고객들이 처음 카트에 담는 상품은? pct = put cart first

tmp <- order_products %>% 
  group_by(product_id, add_to_cart_order) %>% 
  summarize(count = n()) %>% mutate(pct = count/sum(count)) %>% 
  filter(add_to_cart_order == 1, count>10) %>% 
  arrange(desc(pct)) %>% 
  left_join(products,by="product_id") %>% 
  select(product_name, pct, count) %>% 
  ungroup() %>% 
  top_n(10, wt=pct) # top(n=출력할 개수, wt = 지정변수)
## Adding missing grouping variables: `product_id`
kable(tmp)
product_id product_name pct count
6729 Cookie Tray 0.4642857 13
37919 Organic 2% Chocolate Milk 0.4626866 31
20518 Club Delight Sausage, Egg, & Cheese Sandwiches 0.4444444 16
22046 Frozen Whole Strawberries 0.4444444 16
35470 Water Mineral 0.4285714 18
20940 Organic Low Fat Milk 0.4259259 69
39643 Organic Dairy Iron-Fortified Toddler Formula 0.4230769 11
40939 Drinking Water 0.4062500 39
37774 Artesian Sparkling Water 0.4054054 15
1729 2% Lactose Free Milk 0.4000000 16
45190 Vodka 0.4000000 44

시각화 reorder(name, mtcars\(mpg)라는 값을 x축에 넣었습니다. *이건 name을 x축에 넣을 때 그 mpg가 작은 것부터 앞에 오도록 순서를 조정하라는 뜻입니다. *만약 값이 큰 것부터 작은 것 순서로 정렬하게 싶을 때는 reorder(name, -mtcars\)mpg)라고 마이너스(-)만 붙이면 됩니다.

tmp %>% 
  ggplot(aes(x=reorder(product_name, -pct), y = pct)) +
  geom_bar(stat = "identity", fill = "red") +
  theme(axis.text.x = element_text(angle = 50, hjust = 1), axis.title = element_blank()) + coord_cartesian(ylim = c(0.4,0.7))

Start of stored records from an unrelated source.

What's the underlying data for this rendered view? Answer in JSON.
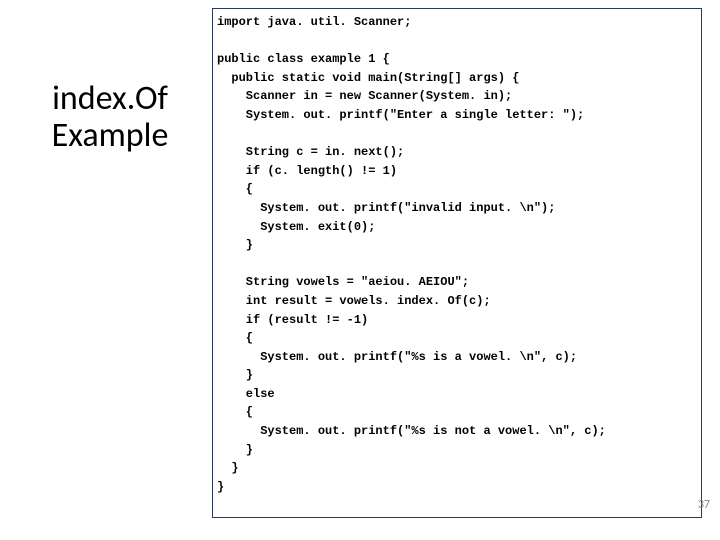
{
  "title": {
    "line1": "index.Of",
    "line2": "Example"
  },
  "code": "import java. util. Scanner;\n\npublic class example 1 {\n  public static void main(String[] args) {\n    Scanner in = new Scanner(System. in);\n    System. out. printf(\"Enter a single letter: \");\n\n    String c = in. next();\n    if (c. length() != 1)\n    {\n      System. out. printf(\"invalid input. \\n\");\n      System. exit(0);\n    }\n\n    String vowels = \"aeiou. AEIOU\";\n    int result = vowels. index. Of(c);\n    if (result != -1)\n    {\n      System. out. printf(\"%s is a vowel. \\n\", c);\n    }\n    else\n    {\n      System. out. printf(\"%s is not a vowel. \\n\", c);\n    }\n  }\n}",
  "slide_number": "37"
}
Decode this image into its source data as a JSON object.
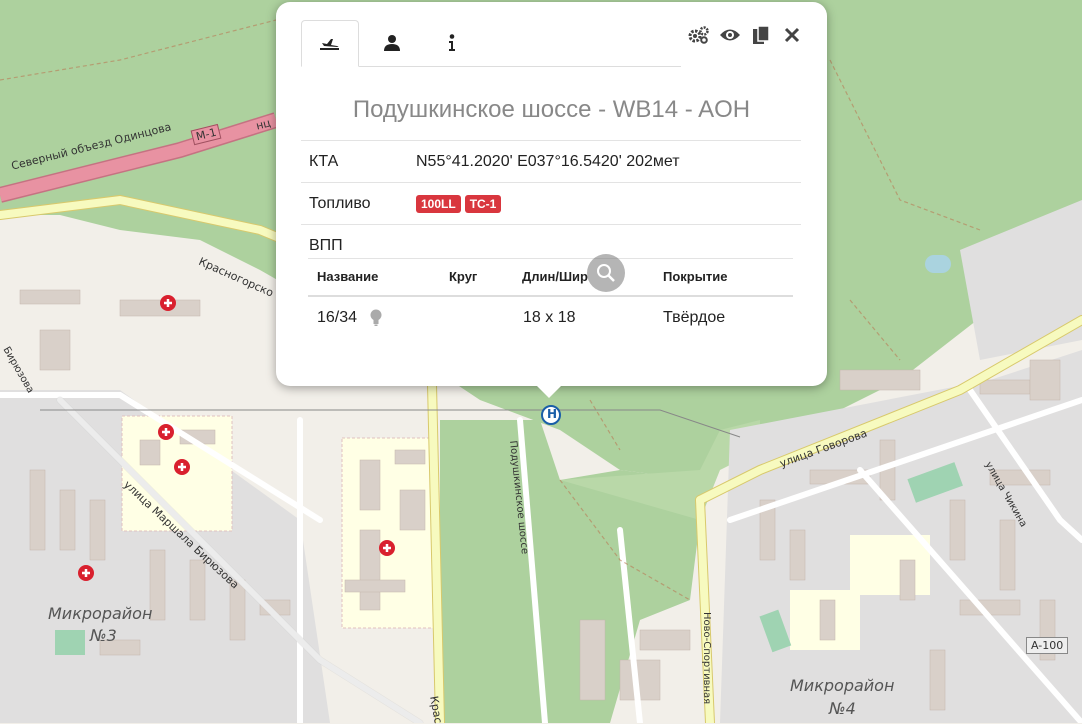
{
  "map": {
    "roads": {
      "m1_shield": "M-1",
      "m1_partial": "нц",
      "a100_shield": "A-100",
      "severny": "Северный объезд Одинцова",
      "krasnogorskoe": "Красногорско",
      "krasnogorskoe_bottom": "Крас",
      "biryuzova_top": "Бирюзова",
      "marshala_biryuzova": "улица Маршала Бирюзова",
      "podushkinskoe": "Подушкинское шоссе",
      "govorova": "улица Говорова",
      "chikina": "улица Чикина",
      "novo_sportivnaya": "Ново-Спортивная"
    },
    "districts": {
      "mkr3_line1": "Микрорайон",
      "mkr3_line2": "№3",
      "mkr4_line1": "Микрорайон",
      "mkr4_line2": "№4"
    },
    "helipad_symbol": "H"
  },
  "popup": {
    "tabs": [
      {
        "icon": "plane-icon",
        "active": true
      },
      {
        "icon": "user-icon",
        "active": false
      },
      {
        "icon": "info-icon",
        "active": false
      }
    ],
    "tools": [
      "settings-icon",
      "eye-icon",
      "copy-icon",
      "close-icon"
    ],
    "title": "Подушкинское шоссе - WB14 - AOH",
    "kta": {
      "label": "КТА",
      "value": "N55°41.2020' E037°16.5420' 202мет"
    },
    "fuel": {
      "label": "Топливо",
      "badges": [
        "100LL",
        "TC-1"
      ]
    },
    "runway": {
      "label": "ВПП",
      "headers": [
        "Название",
        "Круг",
        "Длин/Шир",
        "Покрытие"
      ],
      "rows": [
        {
          "name": "16/34",
          "circuit": "",
          "dims": "18 x 18",
          "surface": "Твёрдое"
        }
      ]
    }
  },
  "colors": {
    "forest": "#add19e",
    "residential": "#e0dfdf",
    "hospital": "#ffffe5",
    "background": "#f2efe9",
    "road_yellow": "#f7fabf",
    "road_orange": "#fcd6a4",
    "motorway": "#e892a2",
    "badge_red": "#d9363e",
    "title_gray": "#888888"
  }
}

마지막 주문 시간과 재주문 사이의 관련 가능성 고객들이 같은 날에 주문을 다시한다면 동일 상품을 많이 주문하는데.. 30일 이후에 재주문함 *고객들은 주문에서 새로운 것을 시도하려고 함

order_products %>% 
  left_join(orders, by = "order_id") %>% 
  group_by(days_since_prior_order) %>% 
  summarize(mean_reorder = mean(reordered)) %>% 
  ggplot(aes(x=days_since_prior_order, y = mean_reorder)) +
  geom_bar(stat="identity", fill = "blue")
## Warning: Removed 1 rows containing missing values (position_stack).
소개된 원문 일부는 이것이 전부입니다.